Need By Sunday @ Noon (No plagiarism)

CASE 5 Incidental Finding

Janet Lewis was a registered nurse at Hillside Community Hospital. She had been working numerous extra shifts to cover hours from vacant positions. On top of that, she was a single mother of a child with developmental disabilities, which frequently left her exhausted. Janet had no family to assist her, and she was new in town. Her work schedule did not allow time for socializing, so she had not yet established any close friends to help in times of need.

Saturday afternoon, Janet was looking forward to going home after working 72 hours that week; she had just three more hours until she could go to bed. Next thing she knew, two of the second shift nurses called sick, and Janet agreed to cover for one of them. The shift was relatively quiet and uneventful until one of Janet's patients was found unresponsive in his room: a code blue at the end of her shift. Janet normally reacted very well in these situations, but she was barely coherent from lack of sleep.

The patient had developed severe bradycardia. The physician attending the call requested atropine. Janet was having trouble focusing, so she asked the physician to clarify; again, atropine was requested. She grabbed a vial from the crash cart, inadvertently reading the label from the vial next to the one she grabbed: lidocaine. She drew up the ordered amount and handed it off to the doctor. The patient's condition worsened. The physician demanded more atropine. Janet was still holding the lidocaine vial and proceeded to dispense the ordered amount. Janet replaced the vial on the crash cart, when the physician ordered additional atropine. She grabbed the vial labeled as atropine and dispensed to the physician. It was at this point that Janet realized she possibly had the wrong medication previously. However, in the hectic moment of the code, she hesitated to inform the physician. After additional resuscitative measures were attempted, the code was called, and the patient was pronounced expired.

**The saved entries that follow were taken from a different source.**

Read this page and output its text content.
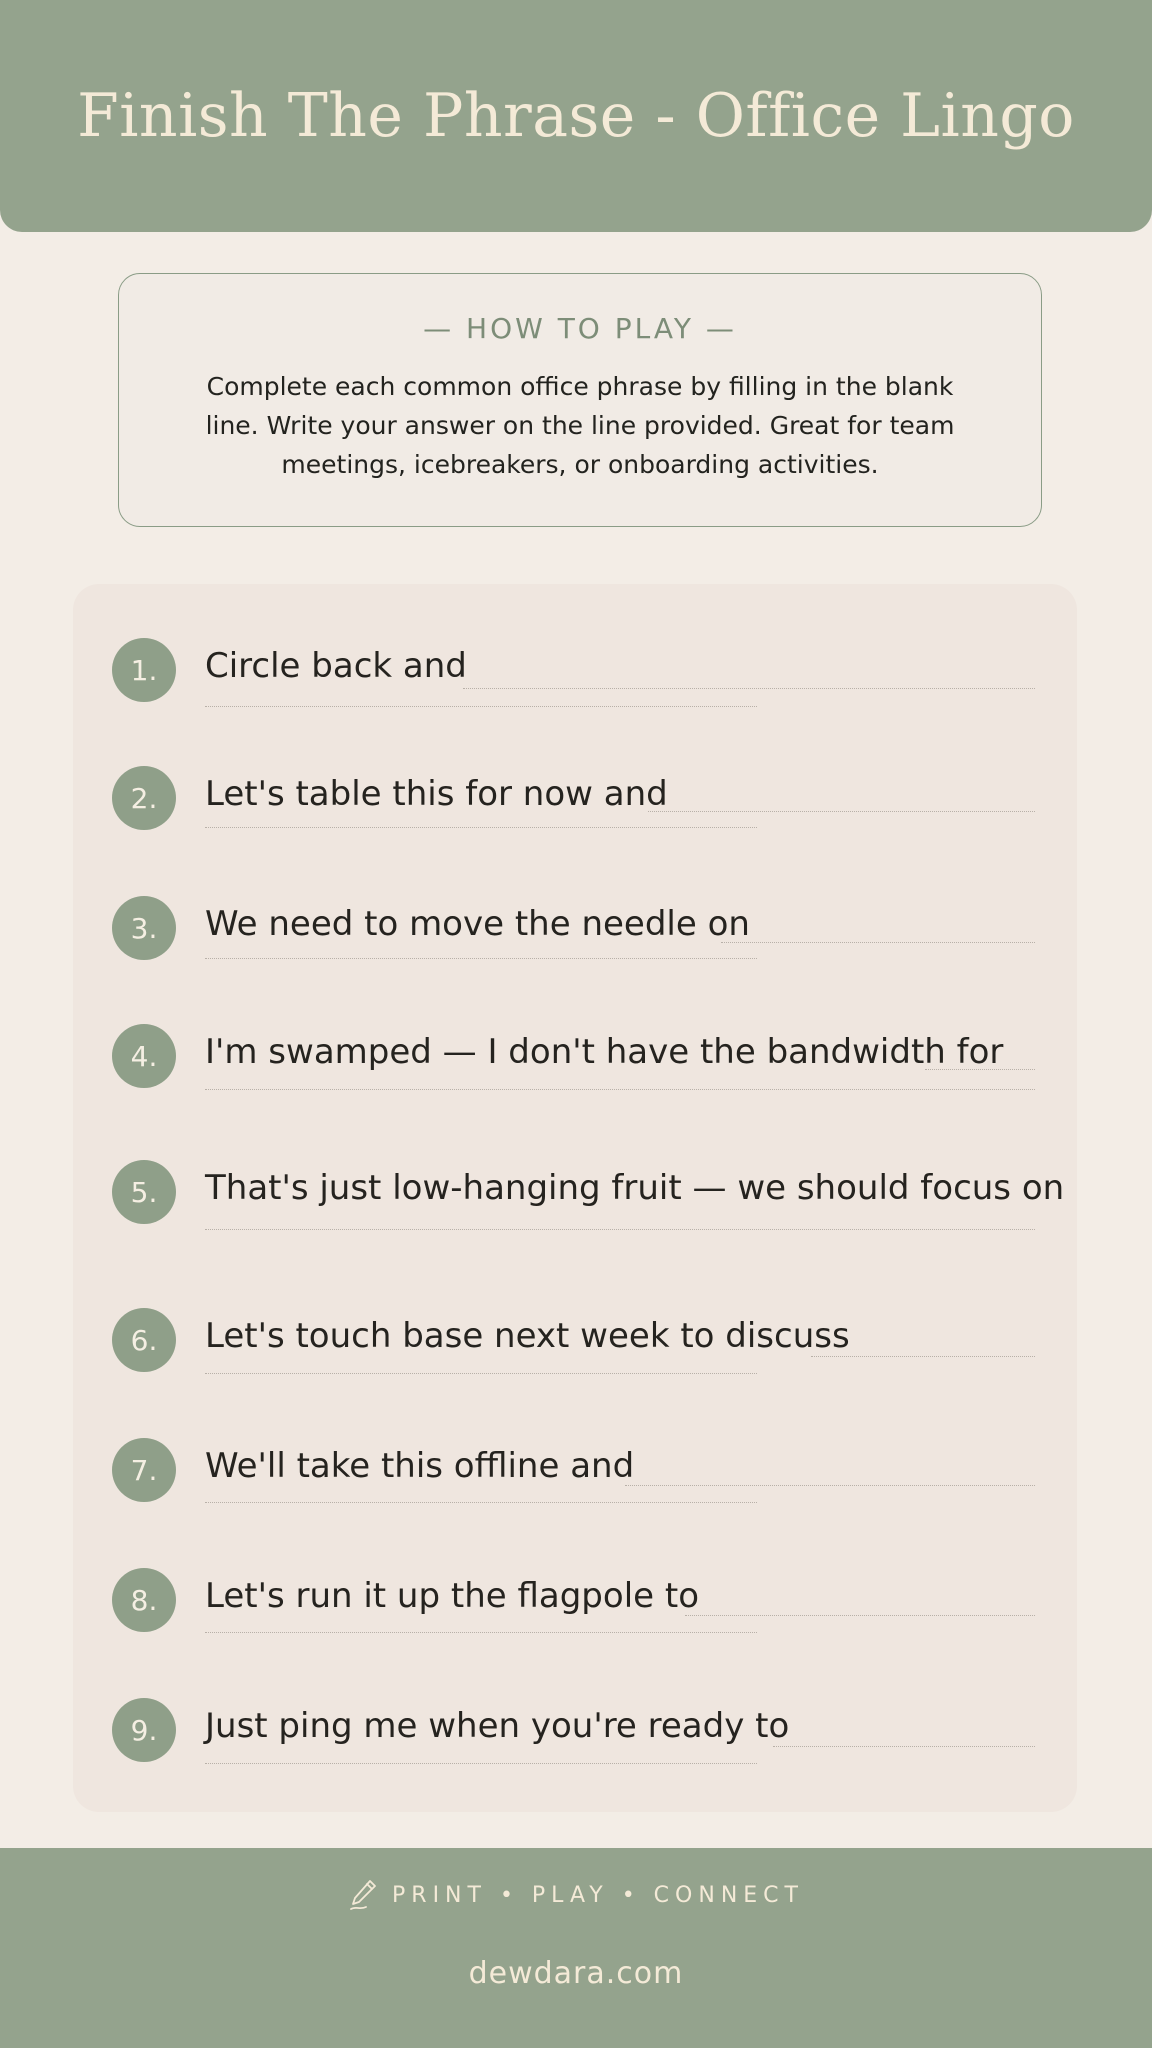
Finish The Phrase - Office Lingo
— HOW TO PLAY —
Complete each common office phrase by filling in the blank line. Write your answer on the line provided. Great for team meetings, icebreakers, or onboarding activities.
1.	Circle back and
2.	Let's table this for now and
3.	We need to move the needle on
4.	I'm swamped — I don't have the bandwidth for
5.	That's just low-hanging fruit — we should focus on
6.	Let's touch base next week to discuss
7.	We'll take this offline and
8.	Let's run it up the flagpole to
9.	Just ping me when you're ready to
PRINT • PLAY • CONNECT
dewdara.com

The physician spoke with the family immediately after the code, and then they went into the room to view the expired patient. Janet approached the physician when he returned to the nurses' station to complete his documentation. She explained that she possibly gave him the incorrect medication. An incident report was completed, and in the rush, it was filed on the chart instead of being sent to Risk Management. What Janet and the physician did not know was that a member of the patient's family, who was leaving, overheard the conversation but did not address it with Janet or the physician.

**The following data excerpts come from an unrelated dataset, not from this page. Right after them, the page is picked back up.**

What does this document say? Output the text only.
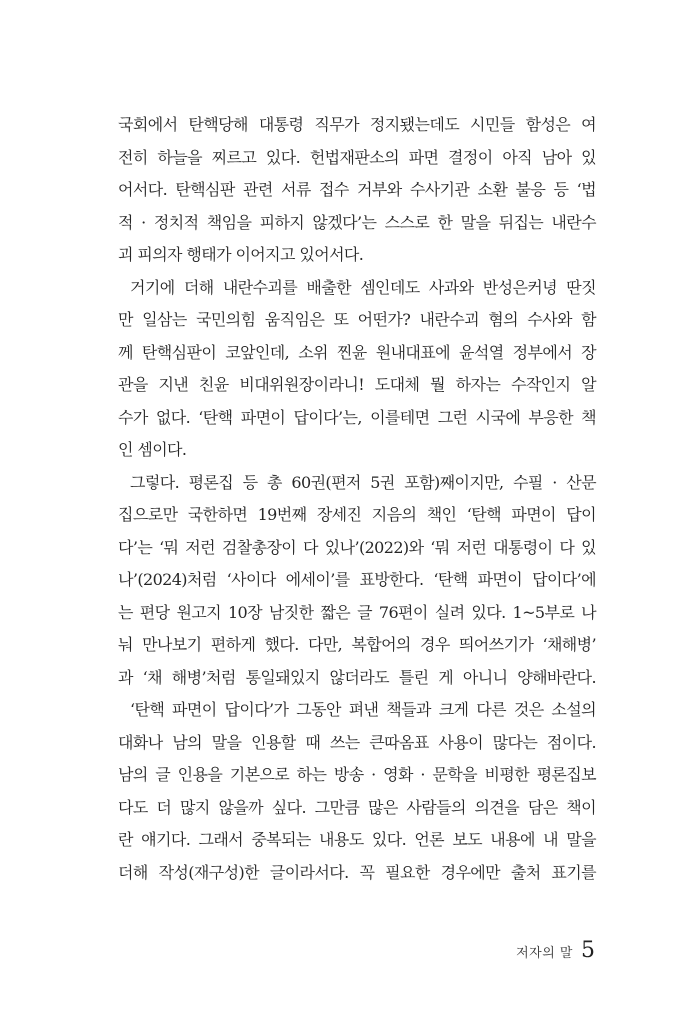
국회에서 탄핵당해 대통령 직무가 정지됐는데도 시민들 함성은 여
전히 하늘을 찌르고 있다. 헌법재판소의 파면 결정이 아직 남아 있
어서다. 탄핵심판 관련 서류 접수 거부와 수사기관 소환 불응 등 ‘법
적 · 정치적 책임을 피하지 않겠다’는 스스로 한 말을 뒤집는 내란수
괴 피의자 행태가 이어지고 있어서다.
거기에 더해 내란수괴를 배출한 셈인데도 사과와 반성은커녕 딴짓
만 일삼는 국민의힘 움직임은 또 어떤가? 내란수괴 혐의 수사와 함
께 탄핵심판이 코앞인데, 소위 찐윤 원내대표에 윤석열 정부에서 장
관을 지낸 친윤 비대위원장이라니! 도대체 뭘 하자는 수작인지 알
수가 없다. ‘탄핵 파면이 답이다’는, 이를테면 그런 시국에 부응한 책
인 셈이다.
그렇다. 평론집 등 총 60권(편저 5권 포함)째이지만, 수필 · 산문
집으로만 국한하면 19번째 장세진 지음의 책인 ‘탄핵 파면이 답이
다’는 ‘뭐 저런 검찰총장이 다 있나’(2022)와 ‘뭐 저런 대통령이 다 있
나’(2024)처럼 ‘사이다 에세이’를 표방한다. ‘탄핵 파면이 답이다’에
는 편당 원고지 10장 남짓한 짧은 글 76편이 실려 있다. 1~5부로 나
눠 만나보기 편하게 했다. 다만, 복합어의 경우 띄어쓰기가 ‘채해병’
과 ‘채 해병’처럼 통일돼있지 않더라도 틀린 게 아니니 양해바란다.
‘탄핵 파면이 답이다’가 그동안 펴낸 책들과 크게 다른 것은 소설의
대화나 남의 말을 인용할 때 쓰는 큰따옴표 사용이 많다는 점이다.
남의 글 인용을 기본으로 하는 방송 · 영화 · 문학을 비평한 평론집보
다도 더 많지 않을까 싶다. 그만큼 많은 사람들의 의견을 담은 책이
란 얘기다. 그래서 중복되는 내용도 있다. 언론 보도 내용에 내 말을
더해 작성(재구성)한 글이라서다. 꼭 필요한 경우에만 출처 표기를
저자의 말 5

Carla was new to the health information management field and was working in her first “real” job at Hillside Community Hospital as an Assembly and Analysis Clerk. She had been in her position for six months and was competent in her work. She occasionally encountered unfamiliar documents and generally asked questions when she found forms that could not determine where to file. Carla worked second shift on Sunday night when she got to the chart with Janet's incident report. She was the only person covering the office on Sunday evenings. When Carla stumbled on the incident report and did not have anybody to ask about it, she simply filed it behind the miscellaneous tab because her trainer failed to mention anything about sending incident reports to Risk Management.

The following week, the patient's family contacted an attorney and presented the hospital with a malpractice lawsuit. A subpoena was sent for copies of the record. The Release of Information Specialist had an unexpected family medical emergency, so others in the department were covering the position. Carla had volunteered to work extra hours and was helping prepare records for release of information. Still unaware that incident reports were not to be part of the medical record, Carla included Janet's incident report in the copies, and they were delivered.

Jose, the Director of Health Information Services, was on vacation during this time. Because Hillside Community Hospital had a small Health Information Services department, there were not any Assistant Director or supervisors. The subpoena required that copies of the records be delivered in person to the Hillside courthouse, so Jose had Carla take them.